Scientists are only beginning to understand the physiological basis of acupuncture’s effects. In a 2008 review published in the journal Progress in Neurobiology, neurobiologist Zhi-Qi Zhao from Shanghai’s Fudan University broke down exactly how acupuncture coaxes the body into producing endorphins and other pain-relieving neurochemicals. Zhao explains that certain nerve fibers known as afferent fibers get activated as an acupuncturist twists a needle up and down. These signals travel to the parts of the brain that process and inhibit pain. He points out that adding an electrical component to acupuncture — that is, through electrified needles — can increase the amount of pain-relieving neurochemicals that are produced.

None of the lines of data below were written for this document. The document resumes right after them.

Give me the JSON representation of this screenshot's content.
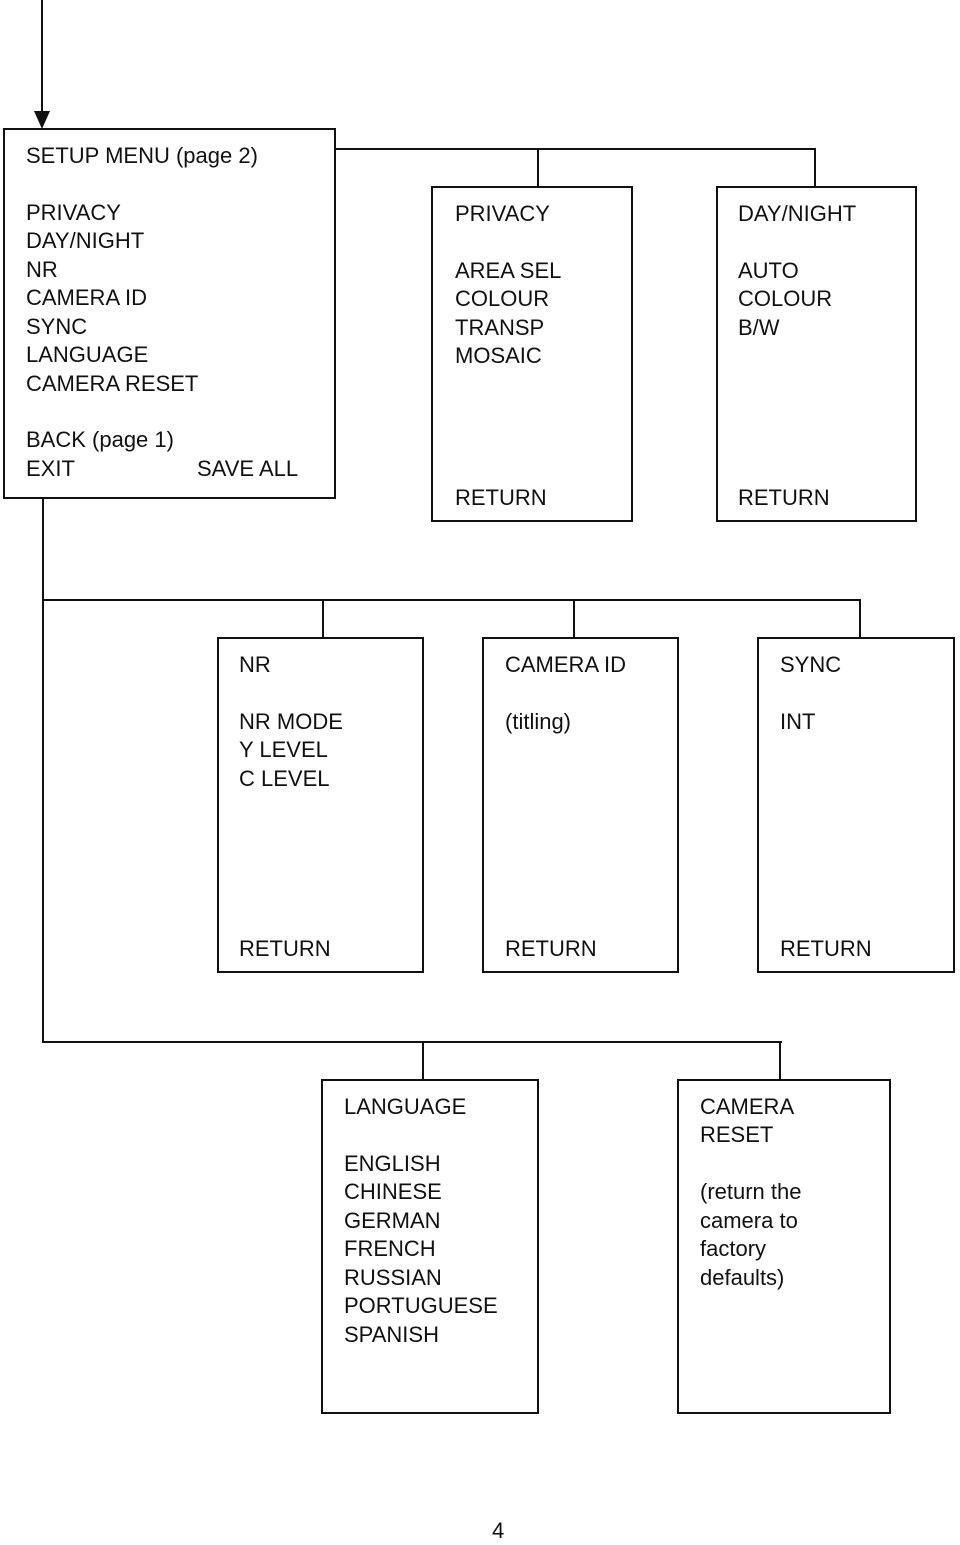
{
  "main_menu": {
    "title": "SETUP MENU (page 2)",
    "items": [
      "PRIVACY",
      "DAY/NIGHT",
      "NR",
      "CAMERA ID",
      "SYNC",
      "LANGUAGE",
      "CAMERA RESET"
    ],
    "back": "BACK (page 1)",
    "exit": "EXIT",
    "save_all": "SAVE ALL"
  },
  "privacy": {
    "title": "PRIVACY",
    "items": [
      "AREA SEL",
      "COLOUR",
      "TRANSP",
      "MOSAIC"
    ],
    "return": "RETURN"
  },
  "day_night": {
    "title": "DAY/NIGHT",
    "items": [
      "AUTO",
      "COLOUR",
      "B/W"
    ],
    "return": "RETURN"
  },
  "nr": {
    "title": "NR",
    "items": [
      "NR MODE",
      "Y LEVEL",
      "C LEVEL"
    ],
    "return": "RETURN"
  },
  "camera_id": {
    "title": "CAMERA ID",
    "items": [
      "(titling)"
    ],
    "return": "RETURN"
  },
  "sync": {
    "title": "SYNC",
    "items": [
      "INT"
    ],
    "return": "RETURN"
  },
  "language": {
    "title": "LANGUAGE",
    "items": [
      "ENGLISH",
      "CHINESE",
      "GERMAN",
      "FRENCH",
      "RUSSIAN",
      "PORTUGUESE",
      "SPANISH"
    ]
  },
  "camera_reset": {
    "title_line1": "CAMERA",
    "title_line2": "RESET",
    "desc": [
      "(return the",
      "camera to",
      "factory",
      "defaults)"
    ]
  },
  "page_number": "4"
}
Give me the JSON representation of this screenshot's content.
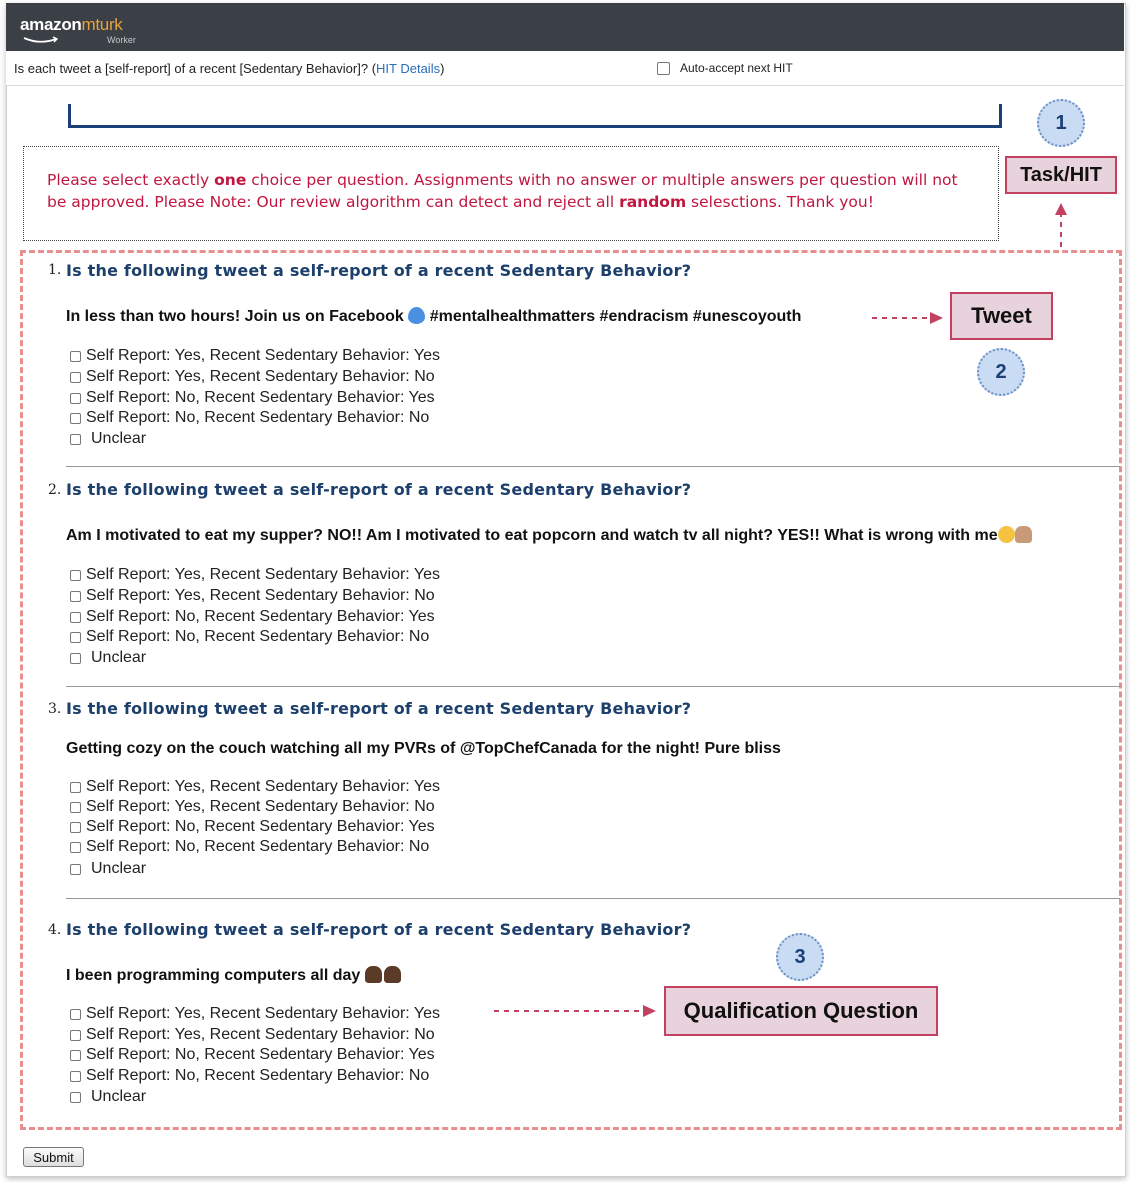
{
  "brand": {
    "name": "amazon",
    "product": "mturk",
    "sub": "Worker"
  },
  "hit_bar": {
    "question_prefix": "Is each tweet a [self-report] of a recent [Sedentary Behavior]? (",
    "details_link": "HIT Details",
    "question_suffix": ")",
    "auto_accept_label": "Auto-accept next HIT"
  },
  "instructions": {
    "p1": "Please select exactly ",
    "b1": "one",
    "p2": " choice per question. Assignments with no answer or multiple answers per question will not be approved. Please Note: Our review algorithm can detect and reject all ",
    "b2": "random",
    "p3": " selesctions. Thank you!"
  },
  "question_text": "Is the following tweet a self-report of a recent Sedentary Behavior?",
  "questions": [
    {
      "num": "1.",
      "tweet": "In less than two hours! Join us on Facebook",
      "tweet_tail": " #mentalhealthmatters #endracism #unescoyouth"
    },
    {
      "num": "2.",
      "tweet": "Am I motivated to eat my supper? NO!! Am I motivated to eat popcorn and watch tv all night? YES!! What is wrong with me"
    },
    {
      "num": "3.",
      "tweet": "Getting cozy on the couch watching all my PVRs of @TopChefCanada for the night! Pure bliss"
    },
    {
      "num": "4.",
      "tweet": "I been programming computers all day"
    }
  ],
  "options": [
    "Self Report: Yes, Recent Sedentary Behavior: Yes",
    "Self Report: Yes, Recent Sedentary Behavior: No",
    "Self Report: No, Recent Sedentary Behavior: Yes",
    "Self Report: No, Recent Sedentary Behavior: No",
    "Unclear"
  ],
  "annotations": {
    "task_label": "Task/HIT",
    "tweet_label": "Tweet",
    "qual_label": "Qualification Question",
    "n1": "1",
    "n2": "2",
    "n3": "3"
  },
  "submit_label": "Submit",
  "colors": {
    "instruction_red": "#c0163f",
    "question_blue": "#1c3f6b",
    "annotation_pink": "#c2415e",
    "annotation_fill": "#e8d3dc",
    "circle_fill": "#c9dcf3",
    "region_dash": "#e98e8e",
    "topbar": "#3b3f46",
    "link_blue": "#2a6ebb"
  }
}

But the myriad of physiological effects that acupuncture elicits is also what makes it so hard to study with modern science. “We just can’t say with any certainty which one is responsible for most of the pain effect,” said Manejias, who explained that acupuncture is unique and specific to each patient. Not everyone has the same treatment points, even if they have the same diagnosis. As such, it’s hard to do a study in which treatments are carefully controlled.
Manejias points out that acupuncture makes it hard to have a control group in the first place. While researchers studying drugs can easily give participants a placebo pill, it’s not quite as simple to give people fake acupuncture. While there is simulated acupuncture or “sham acupuncture,” she explains, “patients know that they’re being needled.” This inability to study the placebo effect is especially confounding because research suggests that it plays an especially big role in acupuncture’s success. In a 2006 review in the journal Rheumatology, a team of UK researchers analyzed 18 studies on acupuncture, comparing the success of sham vs. manual acupuncture treatments, and concluded that “the placebo effect of acupuncture as a treatment for pain can be impressive.”
While acupuncture has been a part of traditional Chinese medicine for hundreds of years — the first documented treatment was dated around 100 B.C. — Western medicine has only started looking into integrating it into modern treatments. This also means the research on acupuncture is just as young, and researchers are still testing the different theories on how it works.
Since my first appointment with Mr. Cai, I have gone to three other acupuncturists for my headaches. Sometimes I lay on my stomach, and sometimes I am belly up. They’ve put needles in my hands, my eyebrows, and various parts of my scalp. But no matter who I go to, I always get a needle on the top of my head.